Bob Hastings (Actor) .. Paul Tanner
Born: April 18, 1921
Died: June 30, 2014
Trivia: Character and voice actor Bob Hastings is best known for his television work on series such as McHale's Navy and All in the Family, but he also appeared in some feature films. Born in New York in 1921, he was busy on the radio in his twenties, specializing in male ingenue and comedy roles, including portraying Archie Andrews in an NBC radio adaptations of Archie Comics in 1944. His first credited television appearance was in 1955, in the U.S. Steel Hour production of No Time for Sergeants. Hastings made his feature film debut in 1962 in the Disney production Moon Pilot, starring Tom Tryon, and that same year got his first regular series role as Lt. Elroy Carpenter, the obsequious aide to Joe Flynn's Captain Binghamton on McHale's Navy. He was with the series for four seasons, and it led to his subsequent big-screen work in the features McHale's Navy (1964) and McHale's Navy Joins the Air Force (1965). He also played Bert Ramsey on the daytime drama General Hospital and managed to work in occasional big-screen work, in pictures such as The Flim-Flam Man. In the 1970s, Hastings played the recurring character of Kelsey the tavern-keeper on All in the Family. Hastings' on-screen acting generally saw him cast as nervous, sycophantic mid-level bureaucrats, or, occasionally, as rough-hewn working-class types. But as a voice artist he has had a much wider range of portrayals, including heroes and authority figures, including the voice of Clark Kent in the 1960s Batman/Superman Hour and, in more recent decades, the voice of Commissioner Gordon on the animated Batman from Fox network. Bob Hastings is the older brother of actor Don Hastings, who is perhaps best remembered by viewers of one generation for his portrayal of the Video Ranger in Captain Video; Bob also appeared in the series, in a much less prominent role. He died in 2014, at age 89.
Lawrence Doheny (Actor)
Noble Willingham (Actor) .. B.J.
Born: August 31, 1931
Died: January 17, 2004
Birthplace: Mineola, Texas, United States
Trivia: Formerly a schoolteacher, Texas-born Noble Willingham has been essaying crusty character roles since 1969. Willingham's resumé includes a brace of location-filmed Peter Bogdanovich films, The Last Picture Show (1971) and Paper Moon (1973), and the role of Clay Stone in both of Billy Crystal's City Slickers comedies. Among his TV-movie credits is the part of President James Knox Polk in 1985's Dream West. A regular on several TV series (The Ann Jillian Show, Texas Wheelers, Cutter to Houston, AfterMASH, When the Whistle Blows), Willingham is best known to 1990s viewers as Mr.
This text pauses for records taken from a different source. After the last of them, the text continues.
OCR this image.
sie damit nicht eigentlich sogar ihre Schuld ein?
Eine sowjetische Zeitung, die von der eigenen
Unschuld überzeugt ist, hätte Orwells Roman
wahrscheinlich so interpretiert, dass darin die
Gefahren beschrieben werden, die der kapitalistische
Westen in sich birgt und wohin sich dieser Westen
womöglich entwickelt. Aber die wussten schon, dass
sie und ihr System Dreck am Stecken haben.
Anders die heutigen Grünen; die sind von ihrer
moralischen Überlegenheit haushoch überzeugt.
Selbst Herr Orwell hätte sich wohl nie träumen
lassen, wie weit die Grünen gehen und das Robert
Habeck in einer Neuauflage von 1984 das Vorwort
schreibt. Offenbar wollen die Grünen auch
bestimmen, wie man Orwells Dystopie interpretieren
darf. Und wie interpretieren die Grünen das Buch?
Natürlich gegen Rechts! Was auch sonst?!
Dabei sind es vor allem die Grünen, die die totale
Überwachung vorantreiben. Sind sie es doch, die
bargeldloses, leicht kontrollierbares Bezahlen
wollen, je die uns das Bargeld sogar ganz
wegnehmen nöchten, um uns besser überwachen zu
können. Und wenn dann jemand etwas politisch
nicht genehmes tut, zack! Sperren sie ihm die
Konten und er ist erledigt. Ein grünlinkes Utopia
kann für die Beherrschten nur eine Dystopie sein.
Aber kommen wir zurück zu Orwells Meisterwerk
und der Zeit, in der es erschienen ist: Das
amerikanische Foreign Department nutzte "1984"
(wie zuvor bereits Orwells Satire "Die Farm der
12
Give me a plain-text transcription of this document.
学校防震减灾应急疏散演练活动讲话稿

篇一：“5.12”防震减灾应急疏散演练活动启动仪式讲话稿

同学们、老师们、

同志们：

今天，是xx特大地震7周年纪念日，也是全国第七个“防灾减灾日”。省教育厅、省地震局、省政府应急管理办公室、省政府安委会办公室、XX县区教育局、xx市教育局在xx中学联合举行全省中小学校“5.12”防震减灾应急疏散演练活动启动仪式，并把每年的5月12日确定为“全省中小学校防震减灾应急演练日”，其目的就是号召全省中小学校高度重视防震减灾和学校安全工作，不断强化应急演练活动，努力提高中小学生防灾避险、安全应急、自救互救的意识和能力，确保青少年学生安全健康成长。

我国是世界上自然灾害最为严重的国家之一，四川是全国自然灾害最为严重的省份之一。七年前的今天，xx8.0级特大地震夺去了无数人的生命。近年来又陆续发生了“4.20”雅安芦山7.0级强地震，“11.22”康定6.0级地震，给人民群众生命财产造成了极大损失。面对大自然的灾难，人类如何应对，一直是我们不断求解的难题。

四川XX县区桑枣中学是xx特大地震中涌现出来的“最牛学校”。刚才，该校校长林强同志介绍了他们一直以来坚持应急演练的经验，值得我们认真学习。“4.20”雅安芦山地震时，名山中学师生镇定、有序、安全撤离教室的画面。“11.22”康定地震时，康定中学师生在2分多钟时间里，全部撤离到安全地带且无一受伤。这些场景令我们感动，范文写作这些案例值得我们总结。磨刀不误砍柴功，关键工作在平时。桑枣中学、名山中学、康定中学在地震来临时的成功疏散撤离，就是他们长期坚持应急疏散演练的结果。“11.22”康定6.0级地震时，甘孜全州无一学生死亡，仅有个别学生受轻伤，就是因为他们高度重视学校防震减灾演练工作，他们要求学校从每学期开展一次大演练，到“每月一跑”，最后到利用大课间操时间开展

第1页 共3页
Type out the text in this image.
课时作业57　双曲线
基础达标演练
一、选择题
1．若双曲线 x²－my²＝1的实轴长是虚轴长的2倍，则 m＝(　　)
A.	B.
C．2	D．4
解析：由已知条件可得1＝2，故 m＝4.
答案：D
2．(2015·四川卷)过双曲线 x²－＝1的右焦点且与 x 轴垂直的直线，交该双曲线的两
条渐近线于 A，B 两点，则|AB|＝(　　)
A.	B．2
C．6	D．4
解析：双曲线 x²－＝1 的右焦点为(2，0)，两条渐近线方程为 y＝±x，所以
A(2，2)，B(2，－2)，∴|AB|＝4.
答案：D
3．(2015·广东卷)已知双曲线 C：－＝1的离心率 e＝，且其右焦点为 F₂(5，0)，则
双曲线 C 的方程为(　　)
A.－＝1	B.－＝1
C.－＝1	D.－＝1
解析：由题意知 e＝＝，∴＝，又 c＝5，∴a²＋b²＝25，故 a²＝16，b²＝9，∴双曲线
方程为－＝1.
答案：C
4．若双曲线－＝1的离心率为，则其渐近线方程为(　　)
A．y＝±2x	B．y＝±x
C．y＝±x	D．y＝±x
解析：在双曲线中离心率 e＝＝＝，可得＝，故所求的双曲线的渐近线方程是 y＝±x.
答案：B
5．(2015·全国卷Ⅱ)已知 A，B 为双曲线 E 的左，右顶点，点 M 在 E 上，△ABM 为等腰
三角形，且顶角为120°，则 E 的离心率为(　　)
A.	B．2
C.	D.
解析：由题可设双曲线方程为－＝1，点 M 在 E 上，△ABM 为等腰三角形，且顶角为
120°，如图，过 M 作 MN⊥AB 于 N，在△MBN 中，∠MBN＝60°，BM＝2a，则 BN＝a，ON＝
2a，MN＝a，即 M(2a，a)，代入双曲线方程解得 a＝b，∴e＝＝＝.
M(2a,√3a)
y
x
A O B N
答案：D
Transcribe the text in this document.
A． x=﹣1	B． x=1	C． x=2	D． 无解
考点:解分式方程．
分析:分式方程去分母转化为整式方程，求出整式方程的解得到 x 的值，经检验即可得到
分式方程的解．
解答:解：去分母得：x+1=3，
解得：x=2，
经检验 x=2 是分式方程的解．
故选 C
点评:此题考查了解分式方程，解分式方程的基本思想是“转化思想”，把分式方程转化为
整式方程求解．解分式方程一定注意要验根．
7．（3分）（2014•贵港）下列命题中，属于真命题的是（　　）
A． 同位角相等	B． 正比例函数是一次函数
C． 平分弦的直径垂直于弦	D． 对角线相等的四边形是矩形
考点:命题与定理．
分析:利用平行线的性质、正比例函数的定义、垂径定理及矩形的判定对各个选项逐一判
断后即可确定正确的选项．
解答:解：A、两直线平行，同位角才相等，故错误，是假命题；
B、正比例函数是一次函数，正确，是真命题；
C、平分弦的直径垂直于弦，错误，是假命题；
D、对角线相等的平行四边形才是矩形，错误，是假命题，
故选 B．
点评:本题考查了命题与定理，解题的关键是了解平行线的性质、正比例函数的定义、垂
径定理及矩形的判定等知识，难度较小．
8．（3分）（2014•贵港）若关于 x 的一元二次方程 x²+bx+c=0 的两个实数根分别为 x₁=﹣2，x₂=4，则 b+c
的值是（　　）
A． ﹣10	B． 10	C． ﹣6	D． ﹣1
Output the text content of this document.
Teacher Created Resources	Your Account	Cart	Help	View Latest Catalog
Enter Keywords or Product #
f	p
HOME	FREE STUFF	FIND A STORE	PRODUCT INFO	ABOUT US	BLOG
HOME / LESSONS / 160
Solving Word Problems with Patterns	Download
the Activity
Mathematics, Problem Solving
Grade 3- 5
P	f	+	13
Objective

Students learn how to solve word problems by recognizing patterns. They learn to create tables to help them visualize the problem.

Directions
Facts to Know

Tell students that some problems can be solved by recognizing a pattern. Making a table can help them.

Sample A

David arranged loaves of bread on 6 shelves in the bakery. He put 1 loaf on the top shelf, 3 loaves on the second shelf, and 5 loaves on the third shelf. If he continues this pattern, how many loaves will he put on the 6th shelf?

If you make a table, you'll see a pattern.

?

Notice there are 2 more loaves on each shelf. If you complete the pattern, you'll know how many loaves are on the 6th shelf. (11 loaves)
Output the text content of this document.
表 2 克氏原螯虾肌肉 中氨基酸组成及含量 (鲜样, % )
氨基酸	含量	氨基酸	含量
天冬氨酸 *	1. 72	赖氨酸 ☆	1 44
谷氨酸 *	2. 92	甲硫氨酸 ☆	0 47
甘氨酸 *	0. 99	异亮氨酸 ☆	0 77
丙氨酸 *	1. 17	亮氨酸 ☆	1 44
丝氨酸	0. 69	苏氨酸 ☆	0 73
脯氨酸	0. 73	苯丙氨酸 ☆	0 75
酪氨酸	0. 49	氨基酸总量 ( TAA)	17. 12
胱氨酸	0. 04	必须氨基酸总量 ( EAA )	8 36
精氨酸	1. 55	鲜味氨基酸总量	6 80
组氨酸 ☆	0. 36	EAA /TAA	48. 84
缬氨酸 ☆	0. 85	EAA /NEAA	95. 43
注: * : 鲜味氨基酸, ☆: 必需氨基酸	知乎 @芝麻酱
Binford (of Binford Tools) in Home Improvement and C. D. Parker in Walker, Texas Ranger. Noble Willingham's most recent film assignments include Ace Ventura, Pet Detective (1994) Up Close and Personal (1996) and Space Jam (1996). In 2000, Willingham left Walker, Texas Ranger to run for Congress in Texas. After losing the election to his Democratic opponent, Max Sandlin, Willingham returned to acting with a supporting role in the Val Kilmer thriller Blind Horizon. Sadly, the part would be the actor's last. In early 2004, at the age of 72, Willingham passed away at home from natural causes.